Koşu

İrem Asya Şallı
2 min readSep 21, 2021

Hayat olimpiyatlarda bir koşu mu? Değilse neden bazen koşmaktan kan ter içinde bırakıyor insanı? Düşünüyorum ve soruyorum; anlatamıyorum ama en azından düşünüyor ve soruyorum. ‘’Kelimeler bazen bazı anlamlara gelmiyor’’ ya, ondan herhalde!

Hayat, diye düşünüyorum; Hayatı dolu dolu yaşamam gerekiyor diyorum. O kadar çok şey var ki yapacak, yaşayacak, öğrenecek! Yetişemeyeceğim diye ödüm kopuyor. E tabii bir yandan başarısız da olmak istemiyorum; ne aldığım sorumluluklarda ne de hayat koşuşturmacasında. İstiyorum ki ne yapıyorsam en iyi haliyle yapıyım fakat yoruluyorum... Hayat koşuşturmacası içerisinde hiç fark etmeden koşup giderken bir bakıyorum ki kendime hiç zaman ayır(a)mıyorum. İşte tam olarak hatayı orada yapıyorum.

Sonra fark diyorum; Yaşamak hem koşmak hem de koşmamakmış meğerse! Bir yandan yaşamın güzellikleri ve yaşanabilecek ihtimaller için koşmak bir yandan da yaşadığını hissedebilmek için durup dinlenebilmekmiş. Ne güzel de bir öğretmenmiş ki hayat, sen koşarken de dinlenirken de, her daim öğretebiliyormuş sana. Koşmaktan yorulduğunda da, koşacak enerjin olduğunda da; düştüğünde de, kalktığında da…

Peki ya, önemli olan her anının bir anlamı olması, her emeğin, her ter damlasının, her yaranın ve her hayalin bir sonuca ulaşması mı yoksa o sonucu sahiplenebilmek mi? Sahi, başarıyı kabulleniriz de kolayca, başarısızlık neden bizden uzak olsun isteriz? Her eylemin sorumluluğunu almak değil midir zaten yaşamak?
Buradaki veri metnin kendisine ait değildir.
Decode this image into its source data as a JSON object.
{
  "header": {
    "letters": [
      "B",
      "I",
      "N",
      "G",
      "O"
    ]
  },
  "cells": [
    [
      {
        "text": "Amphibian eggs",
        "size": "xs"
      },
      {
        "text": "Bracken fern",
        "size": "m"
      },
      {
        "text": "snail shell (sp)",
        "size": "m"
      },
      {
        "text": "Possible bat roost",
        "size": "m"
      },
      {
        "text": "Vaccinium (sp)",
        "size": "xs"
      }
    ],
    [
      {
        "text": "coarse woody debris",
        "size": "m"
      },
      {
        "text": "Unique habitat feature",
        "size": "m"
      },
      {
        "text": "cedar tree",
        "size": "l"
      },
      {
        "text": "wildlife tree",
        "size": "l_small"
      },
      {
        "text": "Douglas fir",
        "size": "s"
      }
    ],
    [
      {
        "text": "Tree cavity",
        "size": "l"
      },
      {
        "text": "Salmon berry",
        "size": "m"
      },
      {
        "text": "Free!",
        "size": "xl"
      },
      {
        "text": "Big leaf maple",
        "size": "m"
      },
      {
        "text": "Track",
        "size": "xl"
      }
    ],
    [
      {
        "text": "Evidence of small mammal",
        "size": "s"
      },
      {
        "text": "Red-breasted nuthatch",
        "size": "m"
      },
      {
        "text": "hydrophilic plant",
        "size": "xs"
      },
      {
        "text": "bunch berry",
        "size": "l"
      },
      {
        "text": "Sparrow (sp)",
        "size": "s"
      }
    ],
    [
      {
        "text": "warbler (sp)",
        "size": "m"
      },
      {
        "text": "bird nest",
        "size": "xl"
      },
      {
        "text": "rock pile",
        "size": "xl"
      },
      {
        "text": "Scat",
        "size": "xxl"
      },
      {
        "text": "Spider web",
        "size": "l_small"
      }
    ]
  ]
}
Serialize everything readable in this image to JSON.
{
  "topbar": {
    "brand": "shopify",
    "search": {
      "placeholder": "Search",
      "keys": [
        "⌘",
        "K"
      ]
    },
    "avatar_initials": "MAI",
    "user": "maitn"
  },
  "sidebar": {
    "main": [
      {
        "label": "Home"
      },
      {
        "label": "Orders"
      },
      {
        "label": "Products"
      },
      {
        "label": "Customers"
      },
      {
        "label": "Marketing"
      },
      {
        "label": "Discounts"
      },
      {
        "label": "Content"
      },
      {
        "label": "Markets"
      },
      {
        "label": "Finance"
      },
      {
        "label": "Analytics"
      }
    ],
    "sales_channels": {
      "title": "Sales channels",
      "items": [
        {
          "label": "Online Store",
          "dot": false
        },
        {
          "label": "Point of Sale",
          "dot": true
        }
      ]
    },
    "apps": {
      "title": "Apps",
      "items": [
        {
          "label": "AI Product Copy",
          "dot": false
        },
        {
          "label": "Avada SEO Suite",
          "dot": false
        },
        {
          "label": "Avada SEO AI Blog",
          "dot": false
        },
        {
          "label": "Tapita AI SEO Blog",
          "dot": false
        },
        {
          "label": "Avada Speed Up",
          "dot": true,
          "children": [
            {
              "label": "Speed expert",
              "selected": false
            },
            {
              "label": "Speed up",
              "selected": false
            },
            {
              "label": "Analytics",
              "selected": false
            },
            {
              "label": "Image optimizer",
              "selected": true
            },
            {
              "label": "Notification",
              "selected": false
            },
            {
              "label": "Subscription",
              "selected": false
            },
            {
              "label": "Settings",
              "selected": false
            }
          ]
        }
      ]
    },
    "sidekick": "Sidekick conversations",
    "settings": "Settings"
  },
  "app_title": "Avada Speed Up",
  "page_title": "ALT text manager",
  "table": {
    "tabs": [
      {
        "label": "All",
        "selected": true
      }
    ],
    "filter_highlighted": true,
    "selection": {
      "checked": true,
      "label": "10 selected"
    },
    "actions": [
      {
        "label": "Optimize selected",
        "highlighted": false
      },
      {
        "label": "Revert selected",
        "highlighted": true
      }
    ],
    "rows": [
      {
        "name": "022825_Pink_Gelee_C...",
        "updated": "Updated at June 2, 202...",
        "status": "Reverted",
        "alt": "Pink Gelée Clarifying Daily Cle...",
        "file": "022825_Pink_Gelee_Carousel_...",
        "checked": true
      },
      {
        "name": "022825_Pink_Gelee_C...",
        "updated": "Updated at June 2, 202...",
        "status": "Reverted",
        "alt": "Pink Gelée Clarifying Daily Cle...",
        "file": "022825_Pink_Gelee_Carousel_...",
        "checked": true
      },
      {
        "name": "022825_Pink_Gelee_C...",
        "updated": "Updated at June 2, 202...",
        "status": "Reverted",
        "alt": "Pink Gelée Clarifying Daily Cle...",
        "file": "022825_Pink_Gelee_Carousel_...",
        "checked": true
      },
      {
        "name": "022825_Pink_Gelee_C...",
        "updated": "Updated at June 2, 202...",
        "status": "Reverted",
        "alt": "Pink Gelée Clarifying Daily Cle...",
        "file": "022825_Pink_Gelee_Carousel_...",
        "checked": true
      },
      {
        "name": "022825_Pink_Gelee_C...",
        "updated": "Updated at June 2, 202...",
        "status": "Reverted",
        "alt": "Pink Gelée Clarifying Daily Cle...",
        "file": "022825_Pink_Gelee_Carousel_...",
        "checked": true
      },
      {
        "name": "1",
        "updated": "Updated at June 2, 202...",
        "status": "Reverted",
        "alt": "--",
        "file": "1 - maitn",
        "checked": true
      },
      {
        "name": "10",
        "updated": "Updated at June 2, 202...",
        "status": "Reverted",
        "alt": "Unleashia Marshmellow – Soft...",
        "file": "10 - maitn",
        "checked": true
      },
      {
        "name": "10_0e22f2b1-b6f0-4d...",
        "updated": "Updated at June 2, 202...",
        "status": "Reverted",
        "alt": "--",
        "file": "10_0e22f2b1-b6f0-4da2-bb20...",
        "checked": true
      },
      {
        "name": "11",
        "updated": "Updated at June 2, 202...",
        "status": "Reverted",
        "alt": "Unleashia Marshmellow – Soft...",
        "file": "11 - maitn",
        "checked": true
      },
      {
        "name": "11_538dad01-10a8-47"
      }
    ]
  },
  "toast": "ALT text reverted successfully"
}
Karl Jaspers’e göre insan, özgür bir seçiştedir ve bu şekilde kendi yazgısını seçer. Bu yazgı ise bizlerin kendi Ben’imizi oluşturmamızı sağlar. Ve yine ona göre varoluş düzeyine yükselmek, varolabilmek, sorumluluk almaktan geçer.

İçten içe hep istediğimiz de bu değil mi zaten?

Var olabilmek, varım diyebilmek…

Yarınlarımız ‘’İyi ki de varım!’’ diyebileceğimiz günlerimiz, arkaplanda ise nacizane bir şarkımız olsun; Yol’umuz bizim olsun!